L'homme politique et homme d'affaires Pablo Crespo Sabaris, du complot Gürtel, est désormais un homme libre, même si c'est sous conditions. Le juge de surveillance pénitentiaire du Tribunal national, José Luis Castro, a rendu vendredi une ordonnance, à laquelle EL PAÍS a eu accès, par laquelle il accorde une libération conditionnelle anticipée à l'ancien secrétaire d'organisation du PP galicien et acteur clé du réseau de corruption après avoir purgé, le 13 décembre, les deux tiers de sa peine. Crespo, qui collabore avec la justice depuis des années, a passé plus de 12 ans en prison, dont les trois derniers en semi-liberté après avoir été classé en prison du troisième degré.
Dans l'ordonnance, le juge souligne que dans sa décision il a évalué positivement l'ancienneté des actes criminels. [la trama fue desmantelada en febrero de 2009] », ainsi que « le faible risque de récidive » de Crespo et « le temps d'obéissance effective » en prison. La résolution souligne également que l'ancien numéro deux de Gürtel a eu une « conduite normalisée pendant la peine », qu'il a fait « bon usage du régime ouvert », qu'il travaille dans un cabinet d'avocats à Madrid et qu'il « fait face aux paiements de responsabilité civile » auxquels il a été condamné par des saisies et des paiements mensuels de son salaire, auxquels il s'est engagé par écrit. Enfin, il souligne qu’il bénéficie d’un « soutien familial contraignant et positif » pour assurer sa réinsertion.
La décision sera exécutée dans les prochains jours si elle ne fait pas l'objet d'un appel, ce qui est peu probable puisque le parquet a manifesté son accord avec la mesure. Cependant, lors de sa libération conditionnelle, Crespo devra se conformer à une série de « règles de conduite » jusqu'à l'expiration de sa peine, qui interviendra le 12 décembre 2031. Ainsi, il devra établir une adresse de résidence et communiquer tout changement au tribunal. Par ailleurs, les services sociaux du Centre d'intégration sociale (CIS) Victoria Kent, où il bénéficiait du régime de semi-liberté, surveilleront sa situation, ou avant d'autoriser tout déplacement.
L'employeur sera également tenu de « continuer l'activité de travail », pour laquelle il devra présenter trimestriellement des documents qui le confirment, et sera obligé de « continuer à payer la responsabilité civile et à fournir des documents » à cet effet. Enfin, si vous êtes « détenu, mis en cause, inculpé, accusé ou condamné dans le cadre d'une procédure pénale, pendant la période de liberté conditionnelle », vous devez en informer les services sociaux de la prison.
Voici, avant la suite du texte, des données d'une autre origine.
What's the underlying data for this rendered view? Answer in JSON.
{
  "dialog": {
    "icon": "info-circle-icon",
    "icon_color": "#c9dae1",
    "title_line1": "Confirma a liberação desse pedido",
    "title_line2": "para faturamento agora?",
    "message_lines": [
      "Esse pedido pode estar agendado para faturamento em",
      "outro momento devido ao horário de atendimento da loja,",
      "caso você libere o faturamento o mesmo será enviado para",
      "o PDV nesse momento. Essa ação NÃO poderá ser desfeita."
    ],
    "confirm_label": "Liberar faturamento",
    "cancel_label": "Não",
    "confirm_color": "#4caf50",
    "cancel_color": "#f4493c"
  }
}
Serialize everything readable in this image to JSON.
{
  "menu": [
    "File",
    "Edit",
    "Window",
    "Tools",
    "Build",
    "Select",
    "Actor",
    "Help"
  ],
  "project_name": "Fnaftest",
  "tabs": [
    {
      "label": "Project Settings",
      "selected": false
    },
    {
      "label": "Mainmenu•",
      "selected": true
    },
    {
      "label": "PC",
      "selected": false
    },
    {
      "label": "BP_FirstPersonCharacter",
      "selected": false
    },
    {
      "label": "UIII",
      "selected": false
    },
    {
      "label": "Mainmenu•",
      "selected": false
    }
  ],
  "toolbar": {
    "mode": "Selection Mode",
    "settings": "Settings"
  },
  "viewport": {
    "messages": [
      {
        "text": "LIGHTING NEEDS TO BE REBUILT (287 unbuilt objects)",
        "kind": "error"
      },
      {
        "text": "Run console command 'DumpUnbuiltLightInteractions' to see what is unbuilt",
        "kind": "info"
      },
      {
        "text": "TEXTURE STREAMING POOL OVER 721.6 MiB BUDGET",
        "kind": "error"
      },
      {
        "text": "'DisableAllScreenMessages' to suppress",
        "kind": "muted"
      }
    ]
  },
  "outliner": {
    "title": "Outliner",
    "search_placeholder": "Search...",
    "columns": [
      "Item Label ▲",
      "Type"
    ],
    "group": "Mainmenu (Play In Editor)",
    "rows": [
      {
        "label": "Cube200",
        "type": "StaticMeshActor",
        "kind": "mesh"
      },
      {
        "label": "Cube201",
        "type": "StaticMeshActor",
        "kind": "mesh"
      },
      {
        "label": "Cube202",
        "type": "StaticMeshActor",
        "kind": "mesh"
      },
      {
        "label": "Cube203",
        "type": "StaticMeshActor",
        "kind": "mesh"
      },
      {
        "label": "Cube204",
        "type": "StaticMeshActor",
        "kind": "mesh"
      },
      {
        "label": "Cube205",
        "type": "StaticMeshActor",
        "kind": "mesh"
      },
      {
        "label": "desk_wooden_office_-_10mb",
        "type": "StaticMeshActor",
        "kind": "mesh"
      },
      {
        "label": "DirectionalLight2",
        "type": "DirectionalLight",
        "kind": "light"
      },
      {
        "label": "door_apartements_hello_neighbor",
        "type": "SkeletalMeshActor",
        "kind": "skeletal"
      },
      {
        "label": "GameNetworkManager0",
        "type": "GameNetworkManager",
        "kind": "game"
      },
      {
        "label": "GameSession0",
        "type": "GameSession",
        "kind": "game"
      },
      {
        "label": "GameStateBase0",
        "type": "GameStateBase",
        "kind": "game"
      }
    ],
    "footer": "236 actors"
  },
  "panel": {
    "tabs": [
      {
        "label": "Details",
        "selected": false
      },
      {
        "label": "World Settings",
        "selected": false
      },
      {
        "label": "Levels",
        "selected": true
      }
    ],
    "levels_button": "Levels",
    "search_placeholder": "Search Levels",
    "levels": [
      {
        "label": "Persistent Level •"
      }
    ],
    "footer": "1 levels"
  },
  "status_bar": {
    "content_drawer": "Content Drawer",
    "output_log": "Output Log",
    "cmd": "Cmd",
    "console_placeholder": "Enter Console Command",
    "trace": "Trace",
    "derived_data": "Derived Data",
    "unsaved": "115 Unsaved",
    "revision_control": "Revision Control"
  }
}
Lorsque sa libération se concrétisera et après celle de l'ancien trésorier du PP, Luis Bárcenas, il y a un peu plus d'un an, seul l'un des principaux meneurs du complot restera en prison, Francisco Correa, qui bénéficie actuellement du régime de semi-liberté avec contrôle télématique pour ne pas avoir à se rendre au centre pénitentiaire.
Crespo a été condamné à des peines totalisant plus de 70 ans de prison pour le , et n'a pas encore entendu la sentence de l'un des morceaux dans lesquels s'est divisée la macro-cause. Cependant, cela ne changera rien à leur situation carcérale, puisque le Tribunal national a fixé une peine maximale de 18 ans (la loi stipule que la peine maximale qu'une personne condamnée peut purger est trois fois le crime ayant donné la peine la plus élevée qu'elle ait reçue). Durant son séjour en prison, Crespo a participé au Programme d'intervention contre les crimes économiques (Pideco), destiné, entre autres, aux personnes reconnues coupables de corruption. Pideco a été suivi par d'autres condamnés dans la , comme Correa, Bárcenas et son épouse, Rosalía Iglesias.
Dans une interview accordée à ce journal en décembre 2024, alors qu'il jouissait déjà d'une semi-liberté, Crespo a admis que regretter ce qu'il avait fait et franchir le pas de collaborer avec la justice n'était pas facile. « Il n'est pas facile de reconnaître que l'on a commis un crime simplement par ambition, par cupidité ou pour avoir plus d'argent », avait-il alors déclaré. L’homme d’affaires a également vanté les programmes de réinsertion en prison : « Avoir des témoignages en direct de personnes qui ont été victimes d’un crime [los reclusos que participan en el Pideco y otros programas se sientan cara a cara con personas que han sufrido delitos] Cela sert à accroître l’empathie à leur égard. Lorsque j’ai commis ces crimes, j’étais conscient que mes actes n’étaient pas corrects, mais maintenant je suis aussi conscient qu’en plus cela a causé des dommages.